Lovegame

But it’s already too late for that. I’ve already missed whatever chance I had to tell her the truth before it got ugly. Because she’s already talking, her nerves strung taut as a violin string. And short of gagging her right this second, there’s nothing I can do about it. Nothing I can do about any of it except listen. And pray. Because if I interrupt her now I don’t think we’ll ever get back to this place and that is not a risk I’m willing to take. Not with her. Not with us.

Because she needs to be able to talk about that son of a bitch, but she also needs to know that she can trust me. The fact that right now those two needs are running counterintuitive to each other is just something I’m going to have to deal with. Because there’s no fucking way I’m leaving her alone in this. Not anymore. Not ever fucking again.

I pull her closer, hold her as tight as I can. She feels so small, so fragile, so goddamn breakable in my arms that all I want to do is shelter her. To keep her safe. I know I’m already years too late for that, but that doesn’t make me want it any less. All it does is guarantee that I’m not going to say anything about Liam Brogan and the Red Ribbon Strangler. If I do, I’m afraid I’m going to break her wide open. And with the peace between us so new, so fragile, the last thing I want to do is put any stress on it. Not now, when it feels like the slightest misstep will shatter us to pieces.

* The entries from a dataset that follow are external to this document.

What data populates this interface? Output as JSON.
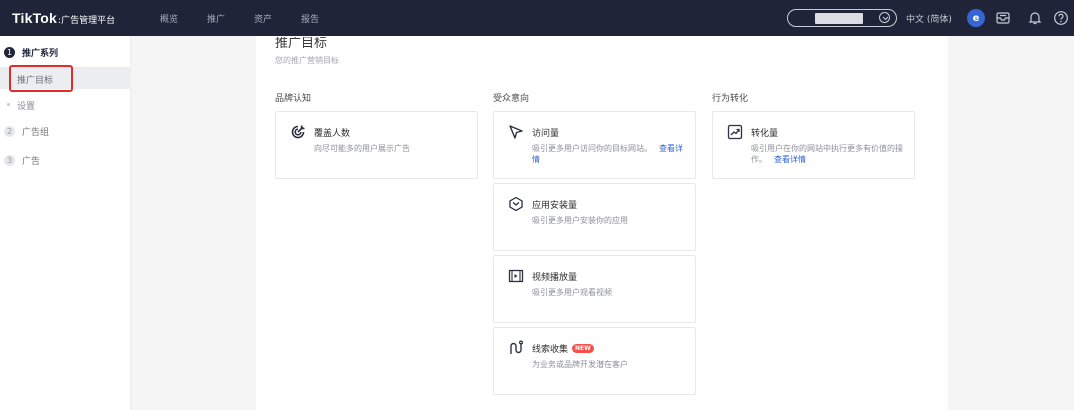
{
  "topbar": {
    "brand": "TikTok",
    "brand_suffix": ":广告管理平台",
    "nav": [
      "概览",
      "推广",
      "资产",
      "报告"
    ],
    "language": "中文 (简体)",
    "avatar_letter": "e"
  },
  "sidebar": {
    "steps": [
      {
        "num": "1",
        "label": "推广系列",
        "active": true
      },
      {
        "num": "2",
        "label": "广告组",
        "active": false
      },
      {
        "num": "3",
        "label": "广告",
        "active": false
      }
    ],
    "substeps": [
      {
        "label": "推广目标",
        "active": true
      },
      {
        "label": "设置",
        "active": false
      }
    ]
  },
  "main": {
    "title": "推广目标",
    "description": "您的推广营销目标",
    "columns": [
      {
        "heading": "品牌认知",
        "cards": [
          {
            "icon": "target-icon",
            "title": "覆盖人数",
            "desc": "向尽可能多的用户展示广告",
            "link": ""
          }
        ]
      },
      {
        "heading": "受众意向",
        "cards": [
          {
            "icon": "cursor-arrow-icon",
            "title": "访问量",
            "desc": "吸引更多用户访问你的目标网站。",
            "link": "查看详情"
          },
          {
            "icon": "app-install-icon",
            "title": "应用安装量",
            "desc": "吸引更多用户安装你的应用",
            "link": ""
          },
          {
            "icon": "video-icon",
            "title": "视频播放量",
            "desc": "吸引更多用户观看视频",
            "link": ""
          },
          {
            "icon": "lead-icon",
            "title": "线索收集",
            "desc": "为业务或品牌开发潜在客户",
            "link": "",
            "badge": "NEW"
          }
        ]
      },
      {
        "heading": "行为转化",
        "cards": [
          {
            "icon": "trend-chart-icon",
            "title": "转化量",
            "desc": "吸引用户在你的网站中执行更多有价值的操作。",
            "link": "查看详情"
          }
        ]
      }
    ]
  },
  "colors": {
    "topbar_bg": "#1f2438",
    "accent_red": "#e22b2b",
    "link_blue": "#2c62d1",
    "badge_red": "#f2504b"
  }
}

And so I do the only thing I can do. I wait and listen and hope to God that I’m not destroying us before we even have a chance to start.

“My mom liked William on sight. He was a charmer, you know. Always flirting with her, always complimenting her, always making her feel special. In case you haven’t figured it out already, my mom’s a woman who needs to feel special.”

I nod, because I have figured it out…and because anyone who’s been around Melanie Romero for longer than five minutes can’t help but do the same.

“My dad was good at making her feel special, too, but when he was busy shooting or promoting his latest film he’d get wrapped up and forget what she needed. That’s when they would fight. And then Mom would go out and find a guy who made her feel what he didn’t. It was usually only for a night or two, because Dad would wake up to what was going on. They’d fight for a couple days and then make up and things would be good between them for a while. Until he got wrapped up in something else and started to ignore her all over again.”

Jesus. The profiler in me is fascinated by the whole relationship—and by how William Vargas had fit into it. Already, new avenues to explore are opening up in front of me, new threads to yank on and unravel. But at the same time, I’m horrified. Not to mention disturbed by the terrible and macabre love triangle I can see unfolding right in front of my eyes.

“You knew this at eight?” I ask, not even trying to keep the incredulity out of my voice.

She laughs, but there’s no humor in the sound. “I think I came out of the womb knowing it. But yes, I definitely knew it by the time I was eight.”

“I’m sorry.”

She shrugs. “It is what it is.”

It’s funny that she says it that way, when I’ve used that phrase over and over again through the years in reference to this case. It is what it is. Not what it could be, not what you can make it, but what it is. Some might see it as acceptance, but I can’t help hearing the utter devastation in that phrase when she says it. The utter heartbreak.

“Anyway, that’s not the part of the story I wanted to tell you. It’s just kind of background.”

That’s what I’ve been afraid of all along. “Okay.” The truth is burning a hole in my gut and I don’t know what else to say.

“So William took over and he was good at his job. Or, at least, he wasn’t bad at it. Sometimes I would see my mother talking to him in a way that made me uncomfortable. Too close, too intimate. Then again, sometimes I’d feel the same way when he was talking to me. I tried to tell my dad about it once, but he told me I was too young to understand.

“The thing is, I wasn’t. Living with them, traveling with them, by the time I was eight I knew more about power and sex and ambition than people three times my age.”

I can totally believe that. I realized the other day that the way she is today, the way she uses her sexuality as a weapon, is a habit that she was forced into. And a habit that started young. But as her story unfolds before me, I’m reading between the lines here, my blood running a little colder with each new revelation. Each shift of the puzzle pieces.

“As time went on and my father grew more and more engrossed in his latest project, my mom and William grew closer. I don’t think it was sexual between them at first—and that was more his choice than hers.”

Of course it was. Because he wasn’t interested in Melanie Romero. He was interested in her daughter. He pandered to the mom so that he could keep his unrestricted access to Veronica. It’s all coming together for me now, the whole Lolita-esque tragedy that was Veronica’s childhood.